La Croix annonce ce qui va se produire, mais elle indique aussi le moyen d'éviter le pire… D'où la résurrection. Celle-ci n'est possible que si nous nous dotons de l'instrument permettant de décrocher (enfin !) le Christ. Cet instrument, c'est la Connaissance. Celle que le messie reçoit, transmet et met au point de manière décisive. Que ce soit clair : le Christ n'est pas l'auteur de cette mise au point, il en est l'annonciateur symbolique. Il assume cela avec un courage inouï, en toute conscience, mettant sa propre vie sur la Croix, devenant par là-même le symbole qu'il représente.

La Croix, symbole terrifiant, est implantée dans l'Histoire. Elle s'élève sur un cycle frappé de commotion. La mise en croix de l'homme juif — et donc celle de toute l'humanité — supplicié par un impérialisme politique qui prétendra s'en laver les mains, représente la négation du verbe par l'absolutisme de l'ignorant. Cette mise en croix de l'homme porteur des symboles de l'Absolu n'est-elle pas l'annonce de la monstrueuse Shoa ?

La Croix a en effet la puissance de recueillir l'avertissement du danger de mort qui vise l'humanité, en un point précis de l'Histoire. Mais elle montre aussi la possibilité du salut… La possibilité du salut est une promesse, une promesse certaine, puisqu'elle a été vécue par le Médiateur. La Croix avec son homme crucifié, c'est l'image de l'humanité écartelée sur le Tzadé en cours. La Croix s'érige à la croisée des chemins, entre les deux extrémités polarisées en opposites d'une flexion qui propage la Connaissance en dépit de tous les obstacles et effondrements spirituels. L'Histoire se porte garante de cette évidence.
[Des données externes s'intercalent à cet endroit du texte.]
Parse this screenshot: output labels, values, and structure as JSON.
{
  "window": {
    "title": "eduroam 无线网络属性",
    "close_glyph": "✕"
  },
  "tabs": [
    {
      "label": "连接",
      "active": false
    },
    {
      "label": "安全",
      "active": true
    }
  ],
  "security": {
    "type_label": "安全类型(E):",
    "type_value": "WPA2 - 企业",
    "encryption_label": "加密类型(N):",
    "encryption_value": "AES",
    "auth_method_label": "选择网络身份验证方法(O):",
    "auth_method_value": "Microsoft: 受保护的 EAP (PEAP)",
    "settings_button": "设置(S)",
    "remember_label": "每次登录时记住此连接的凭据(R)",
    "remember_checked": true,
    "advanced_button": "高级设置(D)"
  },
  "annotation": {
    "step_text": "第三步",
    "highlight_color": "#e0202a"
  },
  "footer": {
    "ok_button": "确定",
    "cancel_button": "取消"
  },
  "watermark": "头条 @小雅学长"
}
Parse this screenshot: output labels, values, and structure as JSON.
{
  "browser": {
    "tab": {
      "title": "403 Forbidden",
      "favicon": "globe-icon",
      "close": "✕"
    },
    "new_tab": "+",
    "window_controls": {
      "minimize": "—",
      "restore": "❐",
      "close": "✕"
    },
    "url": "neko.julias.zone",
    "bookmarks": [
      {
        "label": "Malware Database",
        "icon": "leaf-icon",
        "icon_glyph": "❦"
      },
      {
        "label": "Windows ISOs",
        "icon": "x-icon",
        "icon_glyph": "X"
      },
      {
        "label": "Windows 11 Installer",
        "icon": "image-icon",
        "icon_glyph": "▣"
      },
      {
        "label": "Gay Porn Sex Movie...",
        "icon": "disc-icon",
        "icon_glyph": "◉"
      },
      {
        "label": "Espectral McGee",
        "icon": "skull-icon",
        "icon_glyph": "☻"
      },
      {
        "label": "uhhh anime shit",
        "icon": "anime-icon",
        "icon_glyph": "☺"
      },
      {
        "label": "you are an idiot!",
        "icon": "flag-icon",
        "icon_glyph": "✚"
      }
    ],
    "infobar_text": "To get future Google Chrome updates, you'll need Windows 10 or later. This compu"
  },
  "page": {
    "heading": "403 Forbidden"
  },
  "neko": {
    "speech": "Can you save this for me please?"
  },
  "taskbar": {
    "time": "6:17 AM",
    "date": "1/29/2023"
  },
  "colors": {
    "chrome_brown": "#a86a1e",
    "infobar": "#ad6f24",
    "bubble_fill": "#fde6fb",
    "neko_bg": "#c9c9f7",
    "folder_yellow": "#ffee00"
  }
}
La Croix nous dit de redouter l'endroit du Tzadé dans l'édifice cyclique. C'est pourquoi Jésus est appelé Nazir, c'est-à-dire l'homme du Tzadé. Il indique le passage à franchir. Pour réussir la traversée, les bons sentiments, les rituels, la morale, la dévotion ne sont pas suffisants : il faut une claire connaissance du Principe, du référentiel, connaître ce que le prophète Isaïe appelle « les armes de YHVH ». Affaire de mise au clair — c'est toute la préoccupation intellectuelle de Don Quichotte qui ne cesse de fourbir les armes de la Connaissance afin d'agir au mieux dans le monde. Le messianisme définitif ne correspond dès lors plus à un simple acte de foi, mais correspond à la livraison de la grande explication du principe d'unité et ses lois, vérifiée par les sciences. Émergence du processus libérateur du système de vérité, suscitant par là un état de lisibilité plus avancé du monde, nous tirant hors de l'ignorance. Réduire cette ignorance est de notre responsabilité.